12.1 During the Committee stages and Report stages in the Lords, Baroness Howells of St. Davids, and Lord Williamson moved amendments to introduce independent mental health advocacy for young persons under the age of 18.

 

12.2 Sections 35 to 41 of the Mental Capacity Act 2005 introduce an independent mental capacity advocacy service for those lacking capacity, and section 119 of the Adoption and Children Act 2002 gives young people looked after by the state a right to advocacy. Baroness Royall of Blaisdon said that the government plans to bring forward proposals on how best to ensure that tailored advocacy services may be made accessible to different groups of patients subject to the Mental Health Act, including children. (Lords Hansard, 26 January 2007, col.1399).

 

April 2007

 

 

 

 

 



[1] Department of Health/DfES (2006) Report on the implementation of Standard 9 of the NSF for Children, Young People and Maternity Services. Standard 9 deals with the Mental Health and Psychological Well-being of Children and Young People.

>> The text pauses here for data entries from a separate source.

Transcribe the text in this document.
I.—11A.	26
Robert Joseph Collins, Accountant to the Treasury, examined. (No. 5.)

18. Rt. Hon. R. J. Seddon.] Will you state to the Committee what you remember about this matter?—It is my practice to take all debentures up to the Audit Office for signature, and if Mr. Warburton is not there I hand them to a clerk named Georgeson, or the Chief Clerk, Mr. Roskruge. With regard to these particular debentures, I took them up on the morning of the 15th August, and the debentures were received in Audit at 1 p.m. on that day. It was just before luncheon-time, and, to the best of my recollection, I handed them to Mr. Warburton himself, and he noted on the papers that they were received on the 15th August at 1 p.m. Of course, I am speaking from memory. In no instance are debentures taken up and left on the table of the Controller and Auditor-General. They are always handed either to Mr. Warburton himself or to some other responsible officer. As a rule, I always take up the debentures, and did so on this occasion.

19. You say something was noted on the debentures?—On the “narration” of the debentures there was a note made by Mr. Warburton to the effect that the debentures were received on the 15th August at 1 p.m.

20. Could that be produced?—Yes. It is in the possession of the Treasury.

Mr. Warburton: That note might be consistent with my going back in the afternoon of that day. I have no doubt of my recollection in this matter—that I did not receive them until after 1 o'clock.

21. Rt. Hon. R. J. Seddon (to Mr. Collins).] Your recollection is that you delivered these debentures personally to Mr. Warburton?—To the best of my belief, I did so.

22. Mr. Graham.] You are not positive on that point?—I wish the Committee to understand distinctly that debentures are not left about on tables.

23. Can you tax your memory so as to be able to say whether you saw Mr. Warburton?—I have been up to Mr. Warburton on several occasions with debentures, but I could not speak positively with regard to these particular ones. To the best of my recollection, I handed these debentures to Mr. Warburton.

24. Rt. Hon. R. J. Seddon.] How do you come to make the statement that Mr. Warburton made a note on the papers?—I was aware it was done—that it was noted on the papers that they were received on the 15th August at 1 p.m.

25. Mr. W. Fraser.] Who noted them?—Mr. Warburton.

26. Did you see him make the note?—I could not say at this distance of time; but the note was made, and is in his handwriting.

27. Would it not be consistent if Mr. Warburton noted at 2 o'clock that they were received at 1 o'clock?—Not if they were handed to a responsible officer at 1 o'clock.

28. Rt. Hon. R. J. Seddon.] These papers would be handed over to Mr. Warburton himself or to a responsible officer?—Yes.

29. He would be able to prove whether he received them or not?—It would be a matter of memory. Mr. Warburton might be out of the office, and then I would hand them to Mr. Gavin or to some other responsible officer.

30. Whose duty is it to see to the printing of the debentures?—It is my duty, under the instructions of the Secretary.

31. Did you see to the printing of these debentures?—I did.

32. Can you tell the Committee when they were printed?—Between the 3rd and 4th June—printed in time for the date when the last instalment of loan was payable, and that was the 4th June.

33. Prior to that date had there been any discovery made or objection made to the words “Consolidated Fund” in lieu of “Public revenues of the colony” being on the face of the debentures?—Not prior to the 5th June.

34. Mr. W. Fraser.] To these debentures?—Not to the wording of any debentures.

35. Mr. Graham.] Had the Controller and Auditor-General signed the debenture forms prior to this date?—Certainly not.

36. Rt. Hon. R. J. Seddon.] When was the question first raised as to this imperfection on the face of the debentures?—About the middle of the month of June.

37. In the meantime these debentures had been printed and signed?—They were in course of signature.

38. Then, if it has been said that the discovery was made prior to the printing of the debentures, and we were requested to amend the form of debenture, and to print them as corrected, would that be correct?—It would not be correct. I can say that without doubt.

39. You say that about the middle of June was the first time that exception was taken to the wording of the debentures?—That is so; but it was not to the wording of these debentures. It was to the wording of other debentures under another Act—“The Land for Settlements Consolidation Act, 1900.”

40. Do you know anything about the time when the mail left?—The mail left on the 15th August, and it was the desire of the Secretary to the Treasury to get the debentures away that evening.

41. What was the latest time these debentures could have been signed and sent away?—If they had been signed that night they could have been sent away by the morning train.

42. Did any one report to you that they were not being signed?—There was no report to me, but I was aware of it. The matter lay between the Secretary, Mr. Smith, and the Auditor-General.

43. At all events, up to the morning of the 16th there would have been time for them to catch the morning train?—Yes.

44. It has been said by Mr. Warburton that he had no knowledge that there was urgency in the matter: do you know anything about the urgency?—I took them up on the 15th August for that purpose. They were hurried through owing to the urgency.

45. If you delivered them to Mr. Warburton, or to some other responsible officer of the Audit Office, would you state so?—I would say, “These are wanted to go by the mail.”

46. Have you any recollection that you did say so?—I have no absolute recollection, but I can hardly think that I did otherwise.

[2] Department of Health (2002) Learning from Bristol: The Department of Health's Response to the Report of the Public Inquiry into children's heart surgery at the Bristol Royal Infirmary 1984-1995. London: DH.

[3] Mears, A et al (2001) An evaluation of the use of the Children Act 1989 and the Mental Health Act 1983 in children and adolescents in psychiatric settings. London: College Research Unit, Royal College of Psychiatrists.

[4] Joint Committee on the Draft Mental Health Bill (2005) Draft Mental Health Bill, volume 1, p.75. London: TSO.

[5] Barnes, D, Wistow, R, Dean, R with Foster, B (2006) National child and adolescent mental health service mapping exercise 2005. School of Applied Social Sciences, Durham University.

[6] Department of Health (2006) Draft Illustrative Memorandum. London: DH.

[7] Office of the Children's Commissioner for England (2007) Pushed into the shadows: young people's experience of adult mental health facilities. London: OCC.